Brentwood-based Nanotech Energy Co. has raised $27.5 million to ramp up production of its graphene-based products.
The Series C funding round was oversubscribed, surpassing the company’s original target by $2.5 million, according to the company.
Nanotech was founded in 2014 to develop graphene-based battery technology. The company has since expanded its focus to include other graphene applications.
Composed of a single, atom-thick layer of carbon, graphene has properties such as high durability, flexibility and transparency that make it well-suited to a range of high-tech products.
Nanotech uses the material to produce conductive inks, conductive super glue and electromagnetic shielding. After years of refining its products, the company has recently begun selling these goods to a select group of pilot clients to work out any kinks. It plans to use the most recent funding to expand production capabilities and bring the products to the open market later this year.
The company has also continued to develop its flagship graphene-based battery products. According to Nanotech founder and Chief Executive Jack Kavanaugh, the battery is safer, faster to recharge and has a longer usable lifetime than standard lithium batteries.
“It’s the only nonflammable, high-performance battery,” Kavanaugh said.

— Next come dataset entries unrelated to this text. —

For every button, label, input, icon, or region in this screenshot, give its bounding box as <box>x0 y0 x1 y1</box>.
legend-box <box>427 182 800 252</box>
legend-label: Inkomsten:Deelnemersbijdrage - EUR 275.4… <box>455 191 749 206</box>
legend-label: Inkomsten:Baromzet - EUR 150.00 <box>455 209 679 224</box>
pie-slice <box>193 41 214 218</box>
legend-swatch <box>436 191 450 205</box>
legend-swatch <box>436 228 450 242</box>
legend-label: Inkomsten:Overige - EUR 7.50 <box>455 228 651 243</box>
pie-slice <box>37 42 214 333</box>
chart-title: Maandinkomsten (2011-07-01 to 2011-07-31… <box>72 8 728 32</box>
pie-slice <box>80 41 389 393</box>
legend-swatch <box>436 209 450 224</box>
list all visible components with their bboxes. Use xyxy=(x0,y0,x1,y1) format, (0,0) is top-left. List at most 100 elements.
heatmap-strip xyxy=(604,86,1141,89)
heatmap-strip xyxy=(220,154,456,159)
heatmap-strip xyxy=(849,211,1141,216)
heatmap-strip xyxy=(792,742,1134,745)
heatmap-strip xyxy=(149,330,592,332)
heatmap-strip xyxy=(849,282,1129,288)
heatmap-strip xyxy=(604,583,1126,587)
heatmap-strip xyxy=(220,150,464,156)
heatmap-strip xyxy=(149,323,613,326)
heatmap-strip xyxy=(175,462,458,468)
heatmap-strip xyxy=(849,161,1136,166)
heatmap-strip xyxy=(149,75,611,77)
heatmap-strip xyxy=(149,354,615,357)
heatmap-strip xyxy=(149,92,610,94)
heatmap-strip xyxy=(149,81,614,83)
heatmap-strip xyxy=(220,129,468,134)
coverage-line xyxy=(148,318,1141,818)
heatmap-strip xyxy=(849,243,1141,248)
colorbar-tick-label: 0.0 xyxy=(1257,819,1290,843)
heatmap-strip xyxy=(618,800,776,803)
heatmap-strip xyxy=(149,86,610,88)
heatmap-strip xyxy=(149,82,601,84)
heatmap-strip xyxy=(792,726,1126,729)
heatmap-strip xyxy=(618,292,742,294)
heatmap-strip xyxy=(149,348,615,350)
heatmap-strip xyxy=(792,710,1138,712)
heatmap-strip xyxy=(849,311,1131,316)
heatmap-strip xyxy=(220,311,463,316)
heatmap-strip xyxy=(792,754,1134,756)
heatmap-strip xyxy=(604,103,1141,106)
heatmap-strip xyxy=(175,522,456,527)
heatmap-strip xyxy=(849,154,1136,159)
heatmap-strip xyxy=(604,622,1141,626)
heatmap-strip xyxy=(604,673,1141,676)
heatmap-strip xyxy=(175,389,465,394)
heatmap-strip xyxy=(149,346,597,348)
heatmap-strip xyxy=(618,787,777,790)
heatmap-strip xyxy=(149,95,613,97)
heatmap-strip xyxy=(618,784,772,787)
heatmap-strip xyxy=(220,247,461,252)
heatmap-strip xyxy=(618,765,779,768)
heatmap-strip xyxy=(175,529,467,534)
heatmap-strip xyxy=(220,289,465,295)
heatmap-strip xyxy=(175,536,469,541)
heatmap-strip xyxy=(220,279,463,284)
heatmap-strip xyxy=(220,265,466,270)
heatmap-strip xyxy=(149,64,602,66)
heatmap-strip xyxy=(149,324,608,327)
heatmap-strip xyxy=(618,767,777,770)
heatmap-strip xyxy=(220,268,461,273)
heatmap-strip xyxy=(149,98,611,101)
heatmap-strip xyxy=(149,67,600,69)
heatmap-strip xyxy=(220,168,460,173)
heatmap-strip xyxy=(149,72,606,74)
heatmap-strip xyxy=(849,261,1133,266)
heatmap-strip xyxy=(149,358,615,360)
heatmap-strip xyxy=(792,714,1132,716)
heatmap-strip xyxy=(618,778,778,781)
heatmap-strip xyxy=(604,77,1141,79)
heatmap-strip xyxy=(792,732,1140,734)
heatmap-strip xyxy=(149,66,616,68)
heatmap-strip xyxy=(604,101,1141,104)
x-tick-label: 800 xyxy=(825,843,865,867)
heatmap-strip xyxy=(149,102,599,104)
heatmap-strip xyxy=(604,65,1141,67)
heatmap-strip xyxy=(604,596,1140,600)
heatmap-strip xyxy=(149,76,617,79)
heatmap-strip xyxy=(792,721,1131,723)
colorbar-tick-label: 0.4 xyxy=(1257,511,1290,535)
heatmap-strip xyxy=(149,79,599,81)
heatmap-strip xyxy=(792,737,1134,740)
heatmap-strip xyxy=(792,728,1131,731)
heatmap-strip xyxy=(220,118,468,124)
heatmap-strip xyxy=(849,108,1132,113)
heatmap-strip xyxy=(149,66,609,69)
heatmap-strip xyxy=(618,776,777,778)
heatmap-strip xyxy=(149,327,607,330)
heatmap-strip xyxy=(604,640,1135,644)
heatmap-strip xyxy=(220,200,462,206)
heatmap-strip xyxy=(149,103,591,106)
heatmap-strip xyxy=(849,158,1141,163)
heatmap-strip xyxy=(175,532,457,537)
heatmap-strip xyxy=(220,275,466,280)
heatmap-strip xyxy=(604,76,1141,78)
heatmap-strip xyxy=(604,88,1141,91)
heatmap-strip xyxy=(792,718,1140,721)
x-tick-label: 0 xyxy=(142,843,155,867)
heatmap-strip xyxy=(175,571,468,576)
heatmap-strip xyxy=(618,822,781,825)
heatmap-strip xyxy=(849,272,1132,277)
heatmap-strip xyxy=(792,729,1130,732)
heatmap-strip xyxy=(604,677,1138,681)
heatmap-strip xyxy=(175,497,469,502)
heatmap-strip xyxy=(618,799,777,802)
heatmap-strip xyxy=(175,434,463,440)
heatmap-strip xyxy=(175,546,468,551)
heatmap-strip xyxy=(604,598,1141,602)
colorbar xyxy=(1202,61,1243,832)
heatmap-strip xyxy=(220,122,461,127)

He said lithium batteries, which power everything from cell phones to electric vehicles, have a significant risk of combusting when placed under pressure. This can pose a major safety hazard, according to Kavanaugh, particularly when a large number of lithium batteries are gathered in a single location, such as in an electric vehicle.
Three years ago, German auto giant Daimler commissioned Nanotech to develop “the safest nonflammable battery chemistry” for its hybrid and electric vehicles. In a statement, Daimler’s global head of battery research, Andreas Hintennach, said Daimler was “extraordinarily pleased” with the results to date.
Nanotech said it has yet to sell any of its batteries on the open market, but it hopes to release a commercial product within the next year.
In addition to ramping up production on its nonbattery product lines, the company plans to use the new funding to grow its research and development capabilities through equipment purchases and new hires, according to Kavanaugh.
Nanotech is also exploring building an additional production facility near its existing one in Butte County, according to the founder. That facility is currently shut down due to Covid-driven safety concerns, Kavanaugh said.